In today’s world we hear about so many people who expect so much from others—from the government, from their communities, even from their churches. Our perceptions of a world full of “takers” makes it even more notable when one comes across a person who finds her greatest joy in giving to others. Faye Sparkman is just such a person, and Hospice of the Valley is proud to have her on their team.
Sparkman became a member of the Hospice of the Valley family in May of 2003, and ever since has been caring for patients and their families while inspiring those fortunate enough to work alongside of her. Hospice of the Valley provides end-of-life care as well as grief and bereavement services to residents of Morgan and Lawrence Counties. Services provided include nursing care, home health aides, medical equipment and supplies, support from social workers and chaplains, and—of course—volunteers.

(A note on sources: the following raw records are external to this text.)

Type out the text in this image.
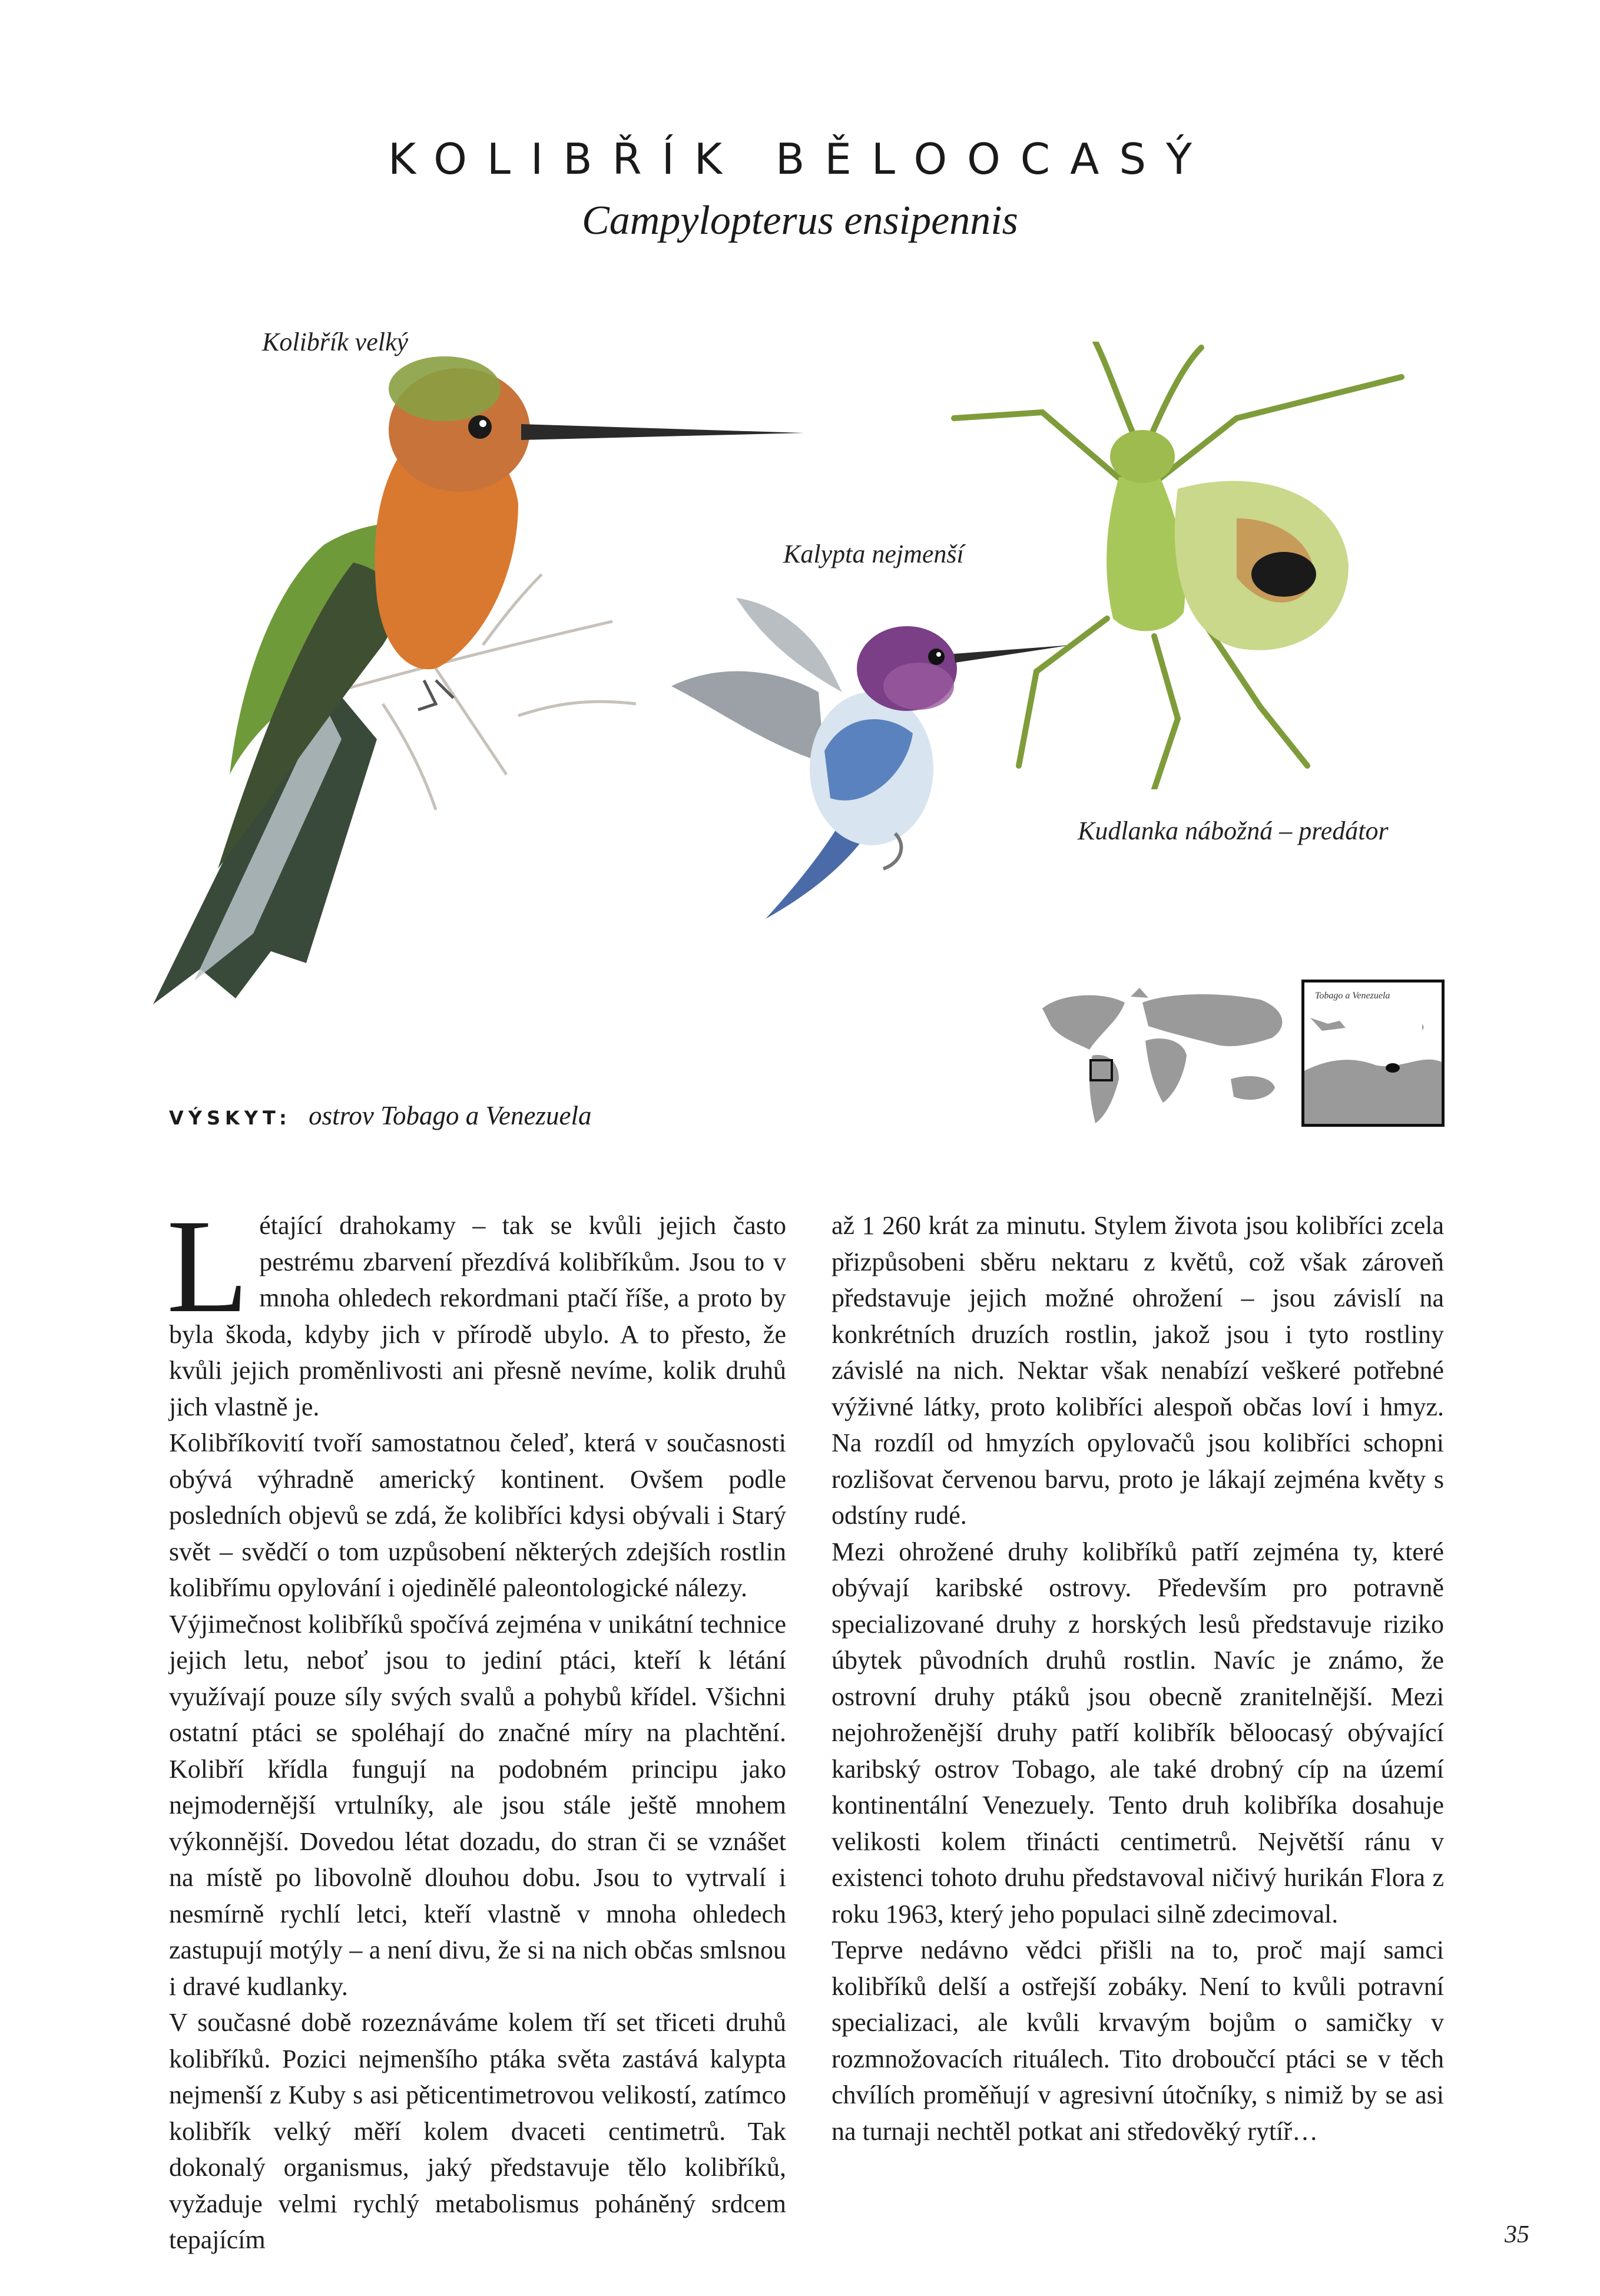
KOLIBŘÍK BĚLOOCASÝ
Campylopterus ensipennis
Kolibřík velký
Kalypta nejmenší
Kudlanka nábožná – predátor
Tobago a Venezuela
VÝSKYT: ostrov Tobago a Venezuela

Létající drahokamy – tak se kvůli jejich často pestrému zbarvení přezdívá kolibříkům. Jsou to v mnoha ohledech rekordmani ptačí říše, a proto by byla škoda, kdyby jich v přírodě ubylo. A to přesto, že kvůli jejich proměnlivosti ani přesně nevíme, kolik druhů jich vlastně je.

Kolibříkovití tvoří samostatnou čeleď, která v současnosti obývá výhradně americký kontinent. Ovšem podle posledních objevů se zdá, že kolibříci kdysi obývali i Starý svět – svědčí o tom uzpůsobení některých zdejších rostlin kolibřímu opylování i ojedinělé paleontologické nálezy.

Výjimečnost kolibříků spočívá zejména v unikátní technice jejich letu, neboť jsou to jediní ptáci, kteří k létání využívají pouze síly svých svalů a pohybů křídel. Všichni ostatní ptáci se spoléhají do značné míry na plachtění. Kolibří křídla fungují na podobném principu jako nejmodernější vrtulníky, ale jsou stále ještě mnohem výkonnější. Dovedou létat dozadu, do stran či se vznášet na místě po libovolně dlouhou dobu. Jsou to vytrvalí i nesmírně rychlí letci, kteří vlastně v mnoha ohledech zastupují motýly – a není divu, že si na nich občas smlsnou i dravé kudlanky.

V současné době rozeznáváme kolem tří set třiceti druhů kolibříků. Pozici nejmenšího ptáka světa zastává kalypta nejmenší z Kuby s asi pěticentimetrovou velikostí, zatímco kolibřík velký měří kolem dvaceti centimetrů. Tak dokonalý organismus, jaký představuje tělo kolibříků, vyžaduje velmi rychlý metabolismus poháněný srdcem tepajícím

až 1 260 krát za minutu. Stylem života jsou kolibříci zcela přizpůsobeni sběru nektaru z květů, což však zároveň představuje jejich možné ohrožení – jsou závislí na konkrétních druzích rostlin, jakož jsou i tyto rostliny závislé na nich. Nektar však nenabízí veškeré potřebné výživné látky, proto kolibříci alespoň občas loví i hmyz. Na rozdíl od hmyzích opylovačů jsou kolibříci schopni rozlišovat červenou barvu, proto je lákají zejména květy s odstíny rudé.

Mezi ohrožené druhy kolibříků patří zejména ty, které obývají karibské ostrovy. Především pro potravně specializované druhy z horských lesů představuje riziko úbytek původních druhů rostlin. Navíc je známo, že ostrovní druhy ptáků jsou obecně zranitelnější. Mezi nejohroženější druhy patří kolibřík běloocasý obývající karibský ostrov Tobago, ale také drobný cíp na území kontinentální Venezuely. Tento druh kolibříka dosahuje velikosti kolem třinácti centimetrů. Největší ránu v existenci tohoto druhu představoval ničivý hurikán Flora z roku 1963, který jeho populaci silně zdecimoval.

Teprve nedávno vědci přišli na to, proč mají samci kolibříků delší a ostřejší zobáky. Není to kvůli potravní specializaci, ale kvůli krvavým bojům o samičky v rozmnožovacích rituálech. Tito droboučcí ptáci se v těch chvílích proměňují v agresivní útočníky, s nimiž by se asi na turnaji nechtěl potkat ani středověký rytíř…

35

Whether they answer phones, work with children’s bereavement groups, or coordinate fundraising events, volunteers are a vital part of Hospice of the Valley and they play a crucial role in helping people on the most difficult journey they will ever have to make. Patient care volunteers visit patients in their homes, in nursing homes and assisted living facilities, and in the hospital. Depending on the needs of the patient and family, volunteers can provide companionship to patients or respite care for weary caregivers.
Upon completing her training as a volunteer, Sparkman chose to enter the area of patient care. As a former nurse with 40 years of experience working in hospitals and doctors’ offices, she is willing to sped time with patients that many would find difficult to care for, never hesitating to step in and help out in the most demanding of situations. Sparkman has cared for patients with cancer, Alzheimer’s disease, heart failure, and Lou Gehrig’s disease, sometimes where challenging family circumstances are also present.

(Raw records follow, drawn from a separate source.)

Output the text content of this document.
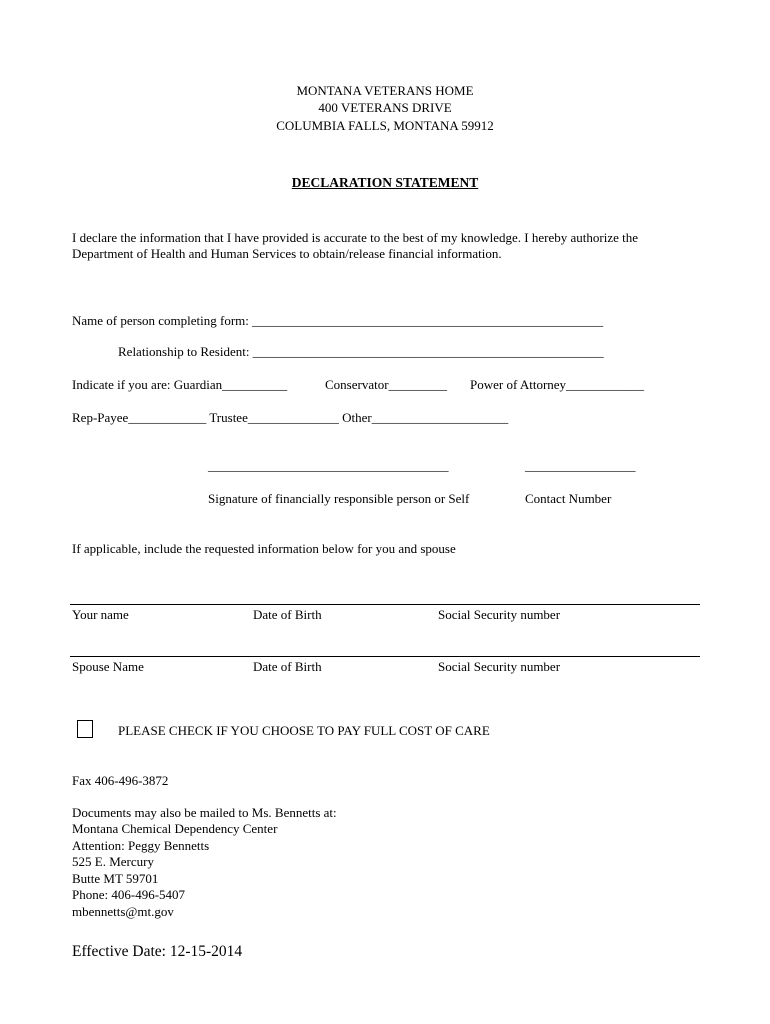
MONTANA VETERANS HOME
400 VETERANS DRIVE
COLUMBIA FALLS, MONTANA 59912
DECLARATION STATEMENT
I declare the information that I have provided is accurate to the best of my knowledge. I hereby authorize the
Department of Health and Human Services to obtain/release financial information.
Name of person completing form: ______________________________________________________
Relationship to Resident: ______________________________________________________
Indicate if you are: Guardian__________	Conservator_________ Power of Attorney____________
Rep-Payee____________ Trustee______________ Other_____________________
_____________________________________	_________________
Signature of financially responsible person or Self	Contact Number
If applicable, include the requested information below for you and spouse
Your name	Date of Birth	Social Security number
Spouse Name	Date of Birth	Social Security number
PLEASE CHECK IF YOU CHOOSE TO PAY FULL COST OF CARE
Fax 406-496-3872
Documents may also be mailed to Ms. Bennetts at:
Montana Chemical Dependency Center
Attention: Peggy Bennetts
525 E. Mercury
Butte MT 59701
Phone: 406-496-5407
mbennetts@mt.gov
Effective Date: 12-15-2014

While the standard workload for most patient care volunteers is one patient per week, Faye typically visits with to and sometimes even three patients each week. She willingly drives long distances—sometimes over 200 miles in one month—to sit with patients in heartbreaking circumstances either to provide the patient with companionship or the patient caregiver with a brief respite from care giving. Never one to refuse extra assignments, Sparkman is reluctant to take a break from her Hospice work, even to go on vacation.
Sparkman provides tender loving care to her patients, holding hands, brushing hair, applying lotion, and painting fingernails. She brings a smile to the faces of many patients and families as she walks into their homes, even if it is for the very first time. Sparkman takes advantage of her volunteer work to help in her 40-year struggle with clinical depression.